Georgios Vroutos
Born in Athens in 1843, he studied sculpture at the Athens School of Fine Arts from 1859 to 1864 under Georgios Fytalis. At the same time, beginning in 1859, he worked in the marble studio of Ioannis Kossos. In 1866, on the recommendation of Queen Olga, he received a scholarship and continued his studies in Rome, first at the French Academy and later at the Accademia di San Luca. While in Italy, he created one of his best-known works, "The Spirit of Copernicus", which for many years adorned Nikolaos Thon’s mansion in Ampelokipoi, in Athens. He returned to Athens in 1873 and opened his own marble studio in Plaka.

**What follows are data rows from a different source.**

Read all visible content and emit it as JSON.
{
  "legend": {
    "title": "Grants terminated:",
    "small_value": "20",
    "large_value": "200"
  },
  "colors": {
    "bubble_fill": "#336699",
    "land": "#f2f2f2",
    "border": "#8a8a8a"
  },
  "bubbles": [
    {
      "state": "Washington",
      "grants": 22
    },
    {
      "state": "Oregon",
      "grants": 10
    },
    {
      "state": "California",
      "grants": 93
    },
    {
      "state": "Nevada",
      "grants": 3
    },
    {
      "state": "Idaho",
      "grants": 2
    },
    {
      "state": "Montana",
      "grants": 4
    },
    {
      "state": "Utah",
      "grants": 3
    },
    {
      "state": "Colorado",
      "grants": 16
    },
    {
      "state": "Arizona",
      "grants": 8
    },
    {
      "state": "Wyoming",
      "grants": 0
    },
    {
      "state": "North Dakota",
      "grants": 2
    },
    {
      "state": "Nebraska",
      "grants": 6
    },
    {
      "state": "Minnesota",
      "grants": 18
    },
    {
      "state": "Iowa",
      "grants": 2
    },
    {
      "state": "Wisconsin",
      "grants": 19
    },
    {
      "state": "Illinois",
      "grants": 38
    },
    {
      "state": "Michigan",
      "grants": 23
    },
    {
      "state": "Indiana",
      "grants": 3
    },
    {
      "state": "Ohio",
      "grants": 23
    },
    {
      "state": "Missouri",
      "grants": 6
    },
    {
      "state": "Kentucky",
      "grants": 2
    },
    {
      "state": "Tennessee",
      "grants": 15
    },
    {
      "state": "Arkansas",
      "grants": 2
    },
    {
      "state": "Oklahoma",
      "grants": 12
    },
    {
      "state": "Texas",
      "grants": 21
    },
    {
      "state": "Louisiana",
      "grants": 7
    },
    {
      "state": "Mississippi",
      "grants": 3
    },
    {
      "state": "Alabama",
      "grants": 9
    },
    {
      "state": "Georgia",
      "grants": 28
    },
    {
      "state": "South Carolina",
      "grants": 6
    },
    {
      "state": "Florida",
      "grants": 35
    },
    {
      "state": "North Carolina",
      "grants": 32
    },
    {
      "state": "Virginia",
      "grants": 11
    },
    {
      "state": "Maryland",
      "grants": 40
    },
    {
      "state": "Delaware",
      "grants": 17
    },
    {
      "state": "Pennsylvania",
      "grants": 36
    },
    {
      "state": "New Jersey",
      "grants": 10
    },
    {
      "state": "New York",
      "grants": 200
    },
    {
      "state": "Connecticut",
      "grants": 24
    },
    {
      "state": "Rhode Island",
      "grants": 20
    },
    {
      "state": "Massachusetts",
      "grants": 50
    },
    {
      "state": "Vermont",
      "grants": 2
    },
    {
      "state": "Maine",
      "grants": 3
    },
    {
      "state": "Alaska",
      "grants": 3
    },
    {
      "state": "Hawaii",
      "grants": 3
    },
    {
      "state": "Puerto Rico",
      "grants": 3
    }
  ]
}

He produced statues (of Korais, Zappas, Averoff, Solomos, and Serpieris), funerary monuments, busts, reliefs, and figures of gods and heroes of ancient Greece. In 1883 he was appointed professor of sculpture at the Athens School of Fine Arts, where he taught until his death. In 1888 he was elected a member of the Académie des Beaux-Arts in Paris. In 1900 he received a prize at the Exposition Universelle in Paris for his "Eros Breaking His Bow" (c. 1896). Vroutos was one of the most prominent and productive sculptors of modern Greece. Strongly influenced by Antonio Canova, he embraced the principles of Neoclassicism. He died in Athens in 1909.